Toujours très branché musique (et jeux de stratégie), Kaiser nous a parlé de ses fascinantes influences musicales, du parcours de Tang Dynasty et de bien d'autres choses, dans le cadre de la semaine de la musique organisée pour la Season VIII : Dynasty.

Photo par Paolo Sacchi

Il paraît que tu aimes les jeux tactiques comme Total War : Three Kingdoms (et que tu t'intéresses à Conqueror's Blade)... Qu'est-ce qui t'attire dans ce style de jeu ?

Ayant grandi à la fin des années 70 et au début des années 80, j'ai beaucoup joué à Donjons et Dragons et ai toujours adoré la guerre médiévale. Je collectionnais des épées et d'autres armes. J'étais passionné par l'archerie, et je le suis d'ailleurs encore aujourd'hui. Je lis aussi beaucoup de fictions historiques et de romans épiques sur les arts martiaux chinois, comme Les Trois Royaumes, qui est un classique absolu en matière de stratégie et d'art de la guerre. Dès que les jeux vidéo ont fait leur apparition, ils sont devenus mon principal centre d'intérêt. Je me revois en 1982 avec mon écran monochrome et mon IBM PCjr, à jouer à The Ancient Art of War. C'est ce que j'ai toujours aimé. Je n'ai jamais trop accroché aux jeux de tir.

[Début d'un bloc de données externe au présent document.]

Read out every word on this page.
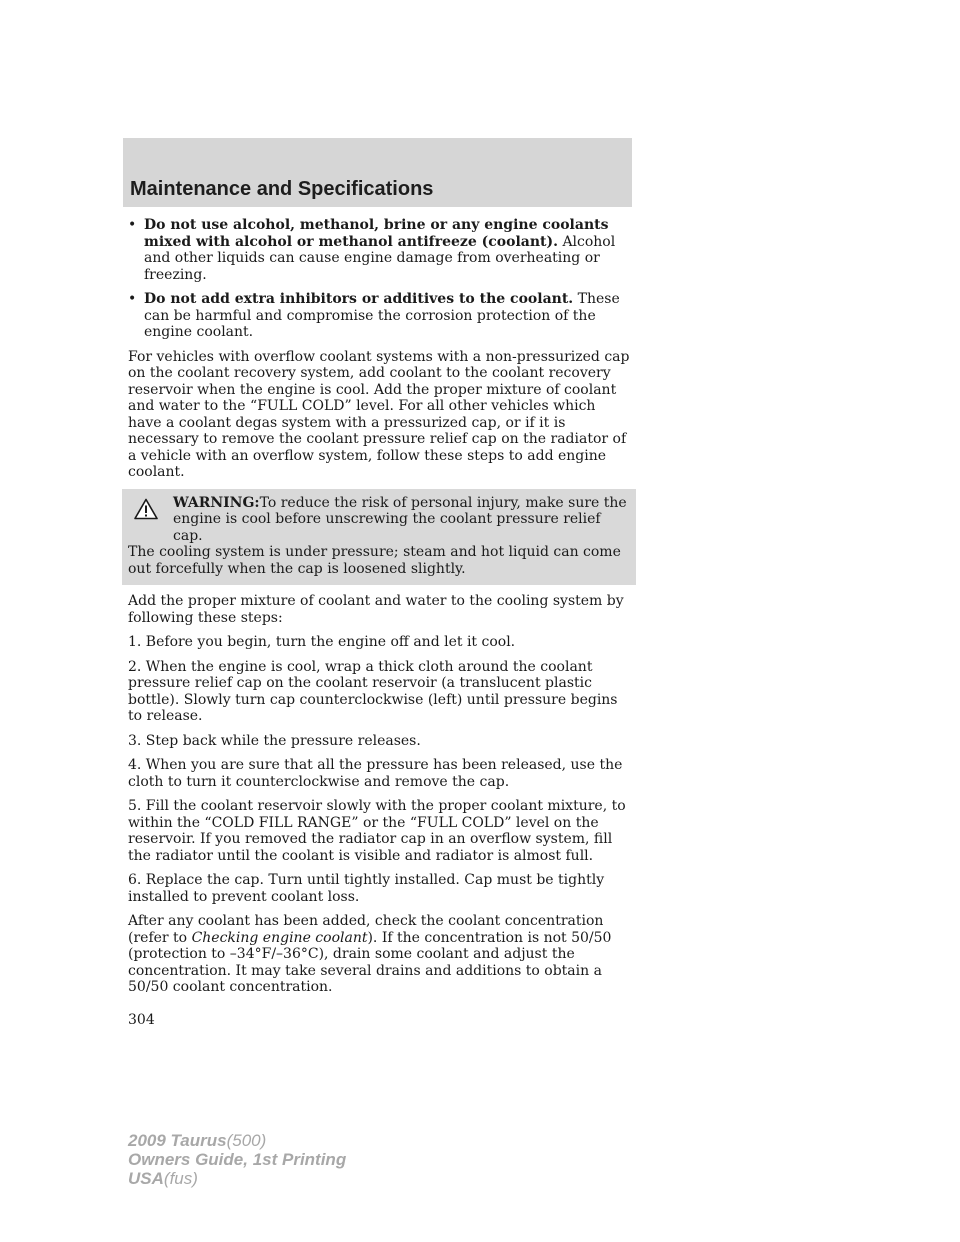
Maintenance and Specifications
• Do not use alcohol, methanol, brine or any engine coolants mixed with alcohol or methanol antifreeze (coolant). Alcohol and other liquids can cause engine damage from overheating or freezing.
• Do not add extra inhibitors or additives to the coolant. These can be harmful and compromise the corrosion protection of the engine coolant.

For vehicles with overflow coolant systems with a non-pressurized cap on the coolant recovery system, add coolant to the coolant recovery reservoir when the engine is cool. Add the proper mixture of coolant and water to the “FULL COLD” level. For all other vehicles which have a coolant degas system with a pressurized cap, or if it is necessary to remove the coolant pressure relief cap on the radiator of a vehicle with an overflow system, follow these steps to add engine coolant.

WARNING:To reduce the risk of personal injury, make sure the engine is cool before unscrewing the coolant pressure relief cap.

The cooling system is under pressure; steam and hot liquid can come out forcefully when the cap is loosened slightly.

Add the proper mixture of coolant and water to the cooling system by following these steps:

1. Before you begin, turn the engine off and let it cool.

2. When the engine is cool, wrap a thick cloth around the coolant pressure relief cap on the coolant reservoir (a translucent plastic bottle). Slowly turn cap counterclockwise (left) until pressure begins to release.

3. Step back while the pressure releases.

4. When you are sure that all the pressure has been released, use the cloth to turn it counterclockwise and remove the cap.

5. Fill the coolant reservoir slowly with the proper coolant mixture, to within the “COLD FILL RANGE” or the “FULL COLD” level on the reservoir. If you removed the radiator cap in an overflow system, fill the radiator until the coolant is visible and radiator is almost full.

6. Replace the cap. Turn until tightly installed. Cap must be tightly installed to prevent coolant loss.

After any coolant has been added, check the coolant concentration (refer to Checking engine coolant). If the concentration is not 50/50 (protection to –34°F/–36°C), drain some coolant and adjust the concentration. It may take several drains and additions to obtain a 50/50 coolant concentration.

304

2009 Taurus(500)
Owners Guide, 1st Printing
USA(fus)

Conqueror's Blade a l'air vraiment très intéressant ! J'aime quand il y a un peu d'action.

Parle-nous de ton enfance... On sait maintenant d'où vient ta passion pour le gaming, mais qu'en est-il de la musique ?

Eh bien, comme tous les Sino-Américains, j'ai été obligé (même si dans mon cas, c'était de mon plein gré) de jouer du piano et du violon. Je suis passé au violoncelle à mon entrée en sixième, ce qui a bien entraîné ma main pour la guitare. Quand j'ai quitté l'endroit où j'ai grandi pour le nord de l'État de New York, à mes 12 ans, ma nouvelle école n'avait pas d'orchestre à cordes et j'ai laissé tomber le violoncelle (de toute façon, j'en avais marre de le trimballer partout) pour la guitare. En cinquième, j'avais un ami qui était déjà un guitariste plutôt doué. Il m'a appris mes premiers riffs, puis j'ai emprunté une guitare à un autre ami qui s'évertuait à ne pas y toucher, et j'ai commencé à jouer. J'étais vraiment nul jusqu'à mon entrée au lycée où je m'y suis mis plus sérieusement, et hormis mes études, je ne faisais plus que ça. Je passais mon temps à jouer de la guitare.

Je vivais dans un quartier de jeunes plutôt branchés nouvelle vague du heavy metal britannique, pour laquelle j'ai développé un certain intérêt, surtout pour des groupes comme Iron Maiden et Judas Priest. Mais avant, j'étais déjà bien mordu de prog. J'adorais Yes et Emerson, Lake & Palmer (ELP). Blue Öyster Cult a aussi eu une grosse influence sur moi, j'étais un fan inconditionnel.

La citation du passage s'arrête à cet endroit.